Allemagne : les réfugiés sont "une chance pour demain" selon Merkel

Par latribune.fr  |   |  438  mots
Désignée pour cela "personnalité de l'année" à la fois par le magazine Time et par le Financial Times, la chancelière se heurte dans son pays à une opposition croissante à sa politique d'accueil. (Crédits : HANNIBAL HANSCHKE)
La chancelière allemande a estimé que l'intégration d'un si grand nombre de personnes représente une formidable opportunité pour l'Allemagne mais demandera "du temps, des forces et de l'argent". Près de 17 milliards d'euros vont être consacré par les Länder aux réfugiés en 2016.

L'afflux massif de réfugiés est une "chance" pour l'Allemagne, dira jeudi 31 décembre la chancelière allemande Angela Merkel dans son discours du Nouvel An, distribué à l'avance. Le pays a accueilli plus d'un million de réfugiés au cours de la seule année 2015, nettement plus que tout autre pays européen.

"Je suis persuadée que si nous nous attaquons aujourd'hui à la charge formidable que représente l'afflux et l'intégration d'un si grand nombre de gens, cela représentera une chance pour nous demain."

Près de 17 milliards de dépenses consacrés aux réfugiés en 2016

L'intégration des migrants, pour la plupart des musulmans en provenance de pays en guerre comme la Syrie et l'Irak, demandera "du temps, des forces et de l'argent" mais le pays est assez fort pour faire face, devait préciser la chancelière.

Les Länder allemands ont prévu à ce stade de dépenser 16,52 milliards d'euros en 2016 afin de gérer l'afflux record de demandeurs d'asile en Allemagne, rapportait mardi le quotidien allemand Die Welt. C'est deux fois plus qu'en 2015. Début novembre, le gouvernement fédéral a annoncé qu'il mettrait pour l'année 2016 3 milliards d'euros à la disposition des Länder pour gérer l'arrivée massive des réfugiés du Moyen-Orient, s'accordant lui-même directement 3 milliards d'euros.

Stratégie d'Angela Merkel

Comme nous l'écrivions à l'époque, Angela Merkel a adopté une stratégie courante chez elle, à savoir suivre le mouvement spontané de la population. En 2011, elle avait ainsi réagi à l'explosion de Fukushima en engageant une sortie rapide de son pays du nucléaire, faisant ainsi oublier qu'en octobre 2010, elle avait fait adopter une loi pour prolonger la durée de vie des réacteurs nucléaires.
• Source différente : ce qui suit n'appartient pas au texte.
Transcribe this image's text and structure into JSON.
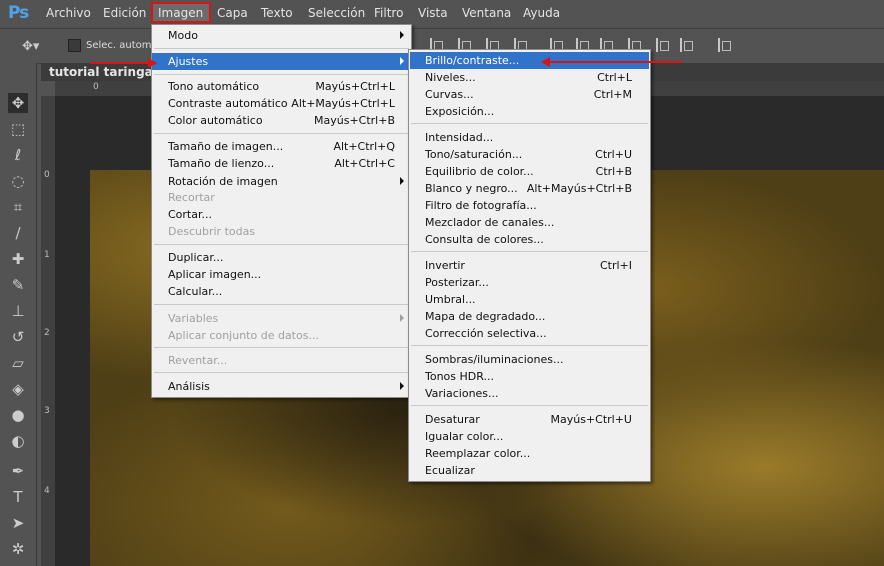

Dans le cas des réfugiés, l'attitude d'Angela Merkel a donc été la même. Et l'on a pu alors voir soudain la presse allemande la plus conservatrice, celle qui se laissait aller volontiers à la xénophobie, appeler au soutien aux réfugiés. Le mouvement d'opinion s'est amplifié et Angela Merkel s'est montrée parfaitement en phase avec lui.

Désignée pour cela "personnalité de l'année" à la fois par le magazine Time et par le Financial Times, la chancelière se heurte toutefois dans son pays à une opposition croissante à sa politique d'accueil. Le nouveau parti opposé à l'immigration, Alternative pour l'Allemagne (AfD), est crédité de 8% à 10% des intentions de vote dans les derniers sondages. Malgré sa récente baisse, la formation politique d'Angela Merkel, l'Union chrétienne démocrate (CDU) reste le parti le plus fort.